The last speaker was Bull Harris.

They had gotten very near, almost on top of the crouching listeners. Mark clutched his companions and whispered to them: “Not a sound!”

“I can hardly wait for morning to come, to see what happens when that blamed cad isn’t there at reveille. Say, isn’t it great? Just think of their being shut up in jail all night, without a chance of getting out. And they’ll be fired sure as——​Good Lord!”

This last exclamation was a perfect scream of terror from Bull. He had started back as if he had seen a ghost; his jaw had dropped, his eyes protruding. The rest were no less pictures of consternation.

With folded arms and a smile upon his lips, standing in their path as real as life, though shadowy in the faint moonlight, was the plebe they had left in the jail down at Highland Falls!

CHAPTER XII.

“REVENGE IS SWEET.”

The amount of alarm which that apparition caused to the yearlings it would be difficult to imagine. The idea of their hated rival escaping had never once flashed over them, and when they saw him it seemed like a visit from another world. It was so sudden that they had no time to think whether that were possible or not.

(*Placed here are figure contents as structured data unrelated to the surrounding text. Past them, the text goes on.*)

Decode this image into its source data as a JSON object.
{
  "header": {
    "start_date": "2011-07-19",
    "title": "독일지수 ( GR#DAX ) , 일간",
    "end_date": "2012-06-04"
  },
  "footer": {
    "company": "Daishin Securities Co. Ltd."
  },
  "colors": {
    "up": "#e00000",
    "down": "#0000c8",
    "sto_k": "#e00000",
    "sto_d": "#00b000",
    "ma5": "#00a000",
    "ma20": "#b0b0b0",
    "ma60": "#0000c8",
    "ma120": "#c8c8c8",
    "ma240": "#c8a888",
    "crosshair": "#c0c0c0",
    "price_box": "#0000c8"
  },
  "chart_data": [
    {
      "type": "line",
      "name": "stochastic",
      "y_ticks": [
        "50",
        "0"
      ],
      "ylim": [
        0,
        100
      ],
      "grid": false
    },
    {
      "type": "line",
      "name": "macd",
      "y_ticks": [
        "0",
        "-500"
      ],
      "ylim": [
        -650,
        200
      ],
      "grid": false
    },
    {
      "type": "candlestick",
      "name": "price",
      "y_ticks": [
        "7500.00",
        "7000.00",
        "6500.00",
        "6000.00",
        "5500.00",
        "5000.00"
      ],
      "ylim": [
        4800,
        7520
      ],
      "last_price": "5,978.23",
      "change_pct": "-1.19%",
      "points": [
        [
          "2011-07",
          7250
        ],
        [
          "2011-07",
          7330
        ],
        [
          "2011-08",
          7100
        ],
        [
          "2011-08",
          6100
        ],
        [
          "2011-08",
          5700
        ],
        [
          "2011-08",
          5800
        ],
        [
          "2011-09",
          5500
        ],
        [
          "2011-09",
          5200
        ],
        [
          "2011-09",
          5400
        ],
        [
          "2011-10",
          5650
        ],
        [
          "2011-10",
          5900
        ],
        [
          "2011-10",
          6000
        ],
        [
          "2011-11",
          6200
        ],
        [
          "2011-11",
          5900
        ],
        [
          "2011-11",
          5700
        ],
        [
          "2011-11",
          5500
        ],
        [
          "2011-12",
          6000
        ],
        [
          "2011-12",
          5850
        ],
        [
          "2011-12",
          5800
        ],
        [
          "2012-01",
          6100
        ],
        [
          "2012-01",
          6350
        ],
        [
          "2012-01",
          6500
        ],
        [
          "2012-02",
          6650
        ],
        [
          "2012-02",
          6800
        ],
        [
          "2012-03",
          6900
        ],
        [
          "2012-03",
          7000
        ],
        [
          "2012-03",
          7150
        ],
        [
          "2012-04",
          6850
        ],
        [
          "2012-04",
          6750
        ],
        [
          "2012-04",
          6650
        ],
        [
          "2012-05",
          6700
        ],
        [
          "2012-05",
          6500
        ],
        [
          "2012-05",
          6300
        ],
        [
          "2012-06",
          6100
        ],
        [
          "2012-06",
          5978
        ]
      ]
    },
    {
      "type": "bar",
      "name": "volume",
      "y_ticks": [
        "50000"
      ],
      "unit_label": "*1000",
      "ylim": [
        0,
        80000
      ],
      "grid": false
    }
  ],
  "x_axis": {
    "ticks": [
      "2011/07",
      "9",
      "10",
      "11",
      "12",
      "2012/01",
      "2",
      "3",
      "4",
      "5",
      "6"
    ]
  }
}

Except for Bull’s one frightened gasp the four made not one sound. They stood staring, ready to drop from sheer terror. And as for Mallory, he, too, was silent and motionless; he felt that a word would have broken the spell.

There was perhaps half a minute’s wait, and then came another move. There was a waving in the grass behind Mark, and another shadowy form arose silently into view. It was the Parson’s solemn features, and the Parson, too, folded his arms and stared.